“Ant-man and the Wasp: Quantumania”
Letterboxd (3/5), Imdb.com (6/10)
If you’re looking for a dazzling display of special effects (especially in 3-D), then this latest installment in the Marvel Universe’s “Ant-man” franchise is for you. However, if you’re looking for an absorbing story, more along the lines of “Black Panther: Wakanda Forever” (2022), you’ll probably want to look elsewhere, despite the superb eye candy on offer here. Though visually dazzling, director Payton Reed’s latest feels like something of a placeholder entry in the ongoing string of movies in this long-running series of action-adventures. Set in a vividly colorful, fantastically landscaped universe that exists below our reality at the quantum level, this picture tells the story of an unlikely superhero (Paul Rudd) and his family of colleagues (Evangeline Lilly, Michael Douglas, Michelle Pfeiffer, Kathryn Newton) who become inadvertently trapped in this strange world and desperately look for a way to get home, but they must first match wits with a dastardly, powerful villain (Jonathan Majors) who stands in their way. What ultimately transpires, however, is a story that’s eminently predictable and fairly formulaic, reminiscent of many other such tales, such as “Tron: Legacy” (2010). Also, like many other Marvel movies, the concluding sequence is once again entirely too long (even though the overall length of this production is, thankfully, comparatively shorter than many of its protracted peer releases). To its credit, the film features fine performances by Pfeiffer and Majors, as well as a commendably lucid explanation of the rudiments of quantum physics.
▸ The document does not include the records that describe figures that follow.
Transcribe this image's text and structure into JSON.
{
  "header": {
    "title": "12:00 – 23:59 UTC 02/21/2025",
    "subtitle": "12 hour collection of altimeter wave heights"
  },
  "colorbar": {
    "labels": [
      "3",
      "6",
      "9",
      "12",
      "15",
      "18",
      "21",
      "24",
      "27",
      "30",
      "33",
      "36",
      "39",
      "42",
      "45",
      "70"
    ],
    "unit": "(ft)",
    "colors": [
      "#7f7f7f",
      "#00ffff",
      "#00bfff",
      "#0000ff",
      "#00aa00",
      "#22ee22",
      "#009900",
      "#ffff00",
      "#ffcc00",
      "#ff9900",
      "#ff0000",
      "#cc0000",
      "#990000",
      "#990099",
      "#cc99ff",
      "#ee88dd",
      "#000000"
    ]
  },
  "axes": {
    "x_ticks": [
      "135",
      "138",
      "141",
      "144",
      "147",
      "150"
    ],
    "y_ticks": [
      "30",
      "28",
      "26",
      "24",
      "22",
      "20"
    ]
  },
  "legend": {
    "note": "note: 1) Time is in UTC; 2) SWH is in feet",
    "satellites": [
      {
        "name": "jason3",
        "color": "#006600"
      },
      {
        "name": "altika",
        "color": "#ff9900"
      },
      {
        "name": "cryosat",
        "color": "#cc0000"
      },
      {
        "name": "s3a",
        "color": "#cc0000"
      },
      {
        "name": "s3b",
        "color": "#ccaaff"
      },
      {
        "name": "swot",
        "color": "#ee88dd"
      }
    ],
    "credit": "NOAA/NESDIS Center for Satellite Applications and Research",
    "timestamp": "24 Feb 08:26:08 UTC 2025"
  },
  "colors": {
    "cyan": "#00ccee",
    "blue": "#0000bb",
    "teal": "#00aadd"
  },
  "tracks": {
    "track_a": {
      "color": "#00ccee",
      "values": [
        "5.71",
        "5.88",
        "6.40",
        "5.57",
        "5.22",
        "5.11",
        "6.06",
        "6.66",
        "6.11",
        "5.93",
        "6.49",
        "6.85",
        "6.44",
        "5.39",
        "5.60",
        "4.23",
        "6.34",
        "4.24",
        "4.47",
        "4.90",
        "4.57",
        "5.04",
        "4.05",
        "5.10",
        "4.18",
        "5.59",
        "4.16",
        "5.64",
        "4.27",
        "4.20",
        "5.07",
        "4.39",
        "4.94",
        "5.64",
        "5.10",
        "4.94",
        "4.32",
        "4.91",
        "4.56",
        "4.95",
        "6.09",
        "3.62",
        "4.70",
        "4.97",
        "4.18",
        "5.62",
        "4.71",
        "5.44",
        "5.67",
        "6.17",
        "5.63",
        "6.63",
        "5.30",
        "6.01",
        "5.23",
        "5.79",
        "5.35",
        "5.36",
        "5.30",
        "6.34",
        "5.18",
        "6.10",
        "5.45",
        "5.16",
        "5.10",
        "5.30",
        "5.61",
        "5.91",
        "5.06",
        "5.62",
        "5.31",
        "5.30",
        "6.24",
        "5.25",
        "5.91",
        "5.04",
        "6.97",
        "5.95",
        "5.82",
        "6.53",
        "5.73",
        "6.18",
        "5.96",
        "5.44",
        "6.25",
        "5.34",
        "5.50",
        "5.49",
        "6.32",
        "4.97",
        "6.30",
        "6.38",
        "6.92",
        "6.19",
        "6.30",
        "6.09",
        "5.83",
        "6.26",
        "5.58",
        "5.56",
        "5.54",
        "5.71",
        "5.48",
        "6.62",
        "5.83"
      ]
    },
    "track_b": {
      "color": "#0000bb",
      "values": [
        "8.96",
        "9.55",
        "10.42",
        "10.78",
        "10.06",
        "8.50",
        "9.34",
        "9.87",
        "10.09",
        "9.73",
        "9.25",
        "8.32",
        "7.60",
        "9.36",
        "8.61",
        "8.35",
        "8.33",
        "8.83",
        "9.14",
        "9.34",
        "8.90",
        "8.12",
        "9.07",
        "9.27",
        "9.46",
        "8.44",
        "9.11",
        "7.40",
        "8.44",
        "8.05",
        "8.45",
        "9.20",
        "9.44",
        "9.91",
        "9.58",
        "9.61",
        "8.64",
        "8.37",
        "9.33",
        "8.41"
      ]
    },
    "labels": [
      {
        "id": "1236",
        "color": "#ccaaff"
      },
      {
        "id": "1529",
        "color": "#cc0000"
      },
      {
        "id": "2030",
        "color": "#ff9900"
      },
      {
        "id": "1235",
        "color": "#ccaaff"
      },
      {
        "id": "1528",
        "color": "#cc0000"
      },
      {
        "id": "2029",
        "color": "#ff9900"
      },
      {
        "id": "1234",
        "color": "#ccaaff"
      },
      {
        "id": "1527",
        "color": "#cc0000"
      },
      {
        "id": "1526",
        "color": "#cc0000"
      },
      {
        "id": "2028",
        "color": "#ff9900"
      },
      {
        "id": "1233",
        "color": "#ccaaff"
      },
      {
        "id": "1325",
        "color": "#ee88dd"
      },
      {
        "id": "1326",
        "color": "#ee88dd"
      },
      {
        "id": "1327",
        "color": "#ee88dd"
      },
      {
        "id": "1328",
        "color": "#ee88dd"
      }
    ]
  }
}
However, these strengths, along with its stunning visuals, aren’t enough to overcome the overall narrative blandness of this offering. While “Quantumania” is certainly best viewed on the big screen in 3-D for maximum visual effect, this film might otherwise be considered a candidate worth waiting for its streaming debut. The kind of overkill on display in this work isn’t doing the Marvel Universe any good, something that really needs to be borne in mind for the future of these releases.